* In 1996 Patrick Conroy was sent to Nepal to cover South Africa's first Everest expedition. Twenty years to later he reflects on this memorable assignment.
Day 10: 7 May 1996
I lay shivering in my sleeping bag. It must have been about 4am and the wind outside pounded our tiny lodge in the Pheriche valley. The building was made of stone and just enough mortar to keep the walls from collapsing. It did not stop the wind from finding hundreds of cracks and holes through which it blew, creating the sound of a thousand flutists all warming up ahead of a concert with no regard to harmony. James Galway would have been appalled.
Mangal’s loud snoring was keeping me awake. More than once during the night I had called out to him in the hope he would stop. I could not recall him snoring before on this trip and wondered why it was occurring now. Perhaps he did snore but I had not noticed or was it the altitude? Surely the thin air would leave him gasping for breath, which I would have preferred, rather than emitting a series of deep snorts that made the air vibrate. My irritation grew – tone deaf flutists and now a trombone was added to the cacophony. I buried myself deeper into the sleeping bag.
Pheriche was turning out to be everything I had been warned about and worse.
Why they even called it a village was puzzling. It was more like a small camp of stone and wood that clung to the valley floor as the wind poured down from the peaks above creating a wind tunnel effect. Perhaps the other houses had been blown away or abandoned, I pondered, also thinking to myself the Nepalese needed to get their village classification system in order.
Surely there was a numerical bar that had to be surpassed in order to be called a village instead of just a windswept sh*t hole.
From my self-righteous sleeping bag I imagined briefly that I was a Nepalese government official turning the mayor of Pheriche away with a scornful wave of my hand. Village application rejected.
The trombone and flutists increased the volume at this moment.
So I switched from town-planning to aeronautics.
Why, I grumpily wondered, would companies spend millions of dollars building wind tunnels in hangers when they could just come here? It must be the food that kept them away I concluded. Last night’s rice and potato dish was at least nourishing - in a crunchy soil flavoured kind of way. I only discovered after our dinner that the lodge owner’s vegetable patch lay on the bank of a small hill upon which rested a communal latrine. I skipped breakfast.
A few hours later we emerged into the wind. Mangal, who was guide by day and brass instrument player by night, was in a light and cheerful mood. A good night’s sleep will do that to you.
I was in no mood to talk but that didn’t stop him from taking a photograph of me anyway.
We marched on in silence before turning to the right and heading up a steep mountain slope. It looked to be hundreds of metres high and for several hours we simply plodded upward in a zigzag motion to negate the gradient.

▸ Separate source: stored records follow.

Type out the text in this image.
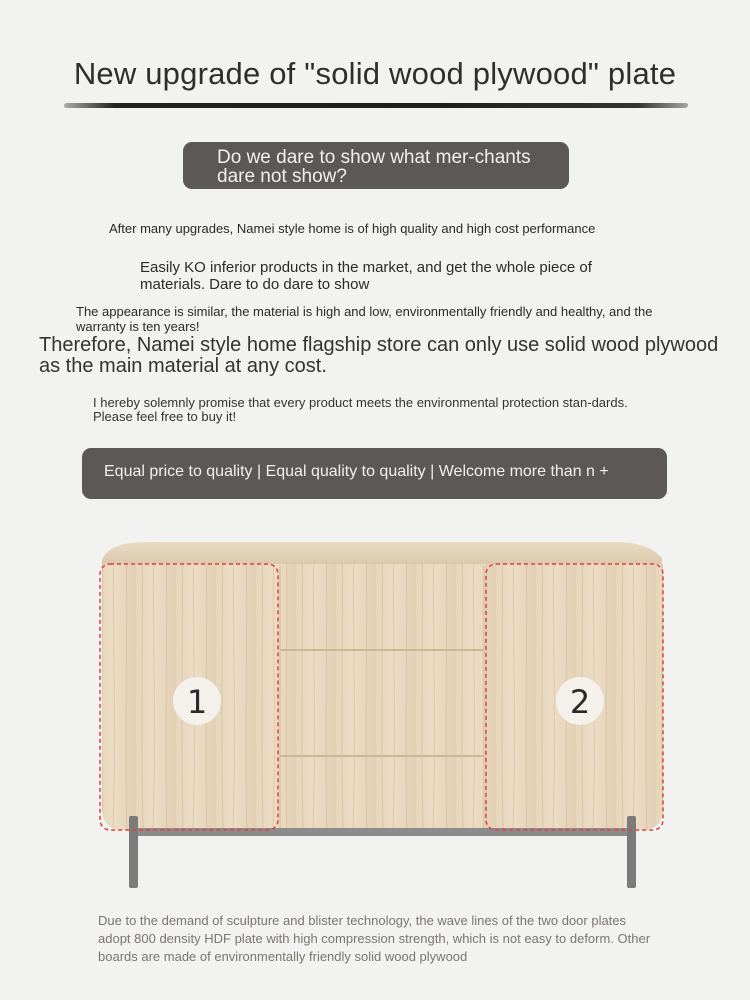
New upgrade of "solid wood plywood" plate
Do we dare to show what mer-chants dare not show?
After many upgrades, Namei style home is of high quality and high cost performance
Easily KO inferior products in the market, and get the whole piece of materials. Dare to do dare to show
The appearance is similar, the material is high and low, environmentally friendly and healthy, and the warranty is ten years!
Therefore, Namei style home flagship store can only use solid wood plywood as the main material at any cost.
I hereby solemnly promise that every product meets the environmental protection stan-dards. Please feel free to buy it!
Equal price to quality | Equal quality to quality | Welcome more than n +
1	2
Due to the demand of sculpture and blister technology, the wave lines of the two door plates adopt 800 density HDF plate with high compression strength, which is not easy to deform. Other boards are made of environmentally friendly solid wood plywood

As we climbed in altitude I turned around and was shocked to see how far we had come. For the first time on this journey I was looking down on snow covering the valley walls below us. Nature must have been reading my mind because at that moment a cloud drifted into view. It was at eye level.
A few hours later we arrived in the village of Leboche where there were fewer buildings than Pheriche. From memory there could not have been more than three to four structures one of which was a wooden barn with panels missing. It looked like a harmonica and I knew the musical torture would continue for another night.
Inside were about a dozen bunks that we shared with a group of Australian trekkers. Their group was a jolly one and they made the Leboche experience better than it would have been. Two of their team members were in the Australian Army and were used to these conditions and laughed off the discomfort and irritation.
“Sure it’s cold and windy,” said the one, “and the food is crap. We also have one member on our team who won’t stop moaning. We have given her the nickname ‘Festering Fog Horn’”. They laughed at their own joke and continued.
“But look where we are. Worse places to be mate! Like behind a desk.”
These two were the perfect antidote for the past 24 hours of irritation and frustration. I liked their attitude and quietly scolded myself for the negativity.
Tomorrow we cross the Khumbu Glacier for basecamp and I would lay eyes on the South African expedition, or what was left of it, for the first time.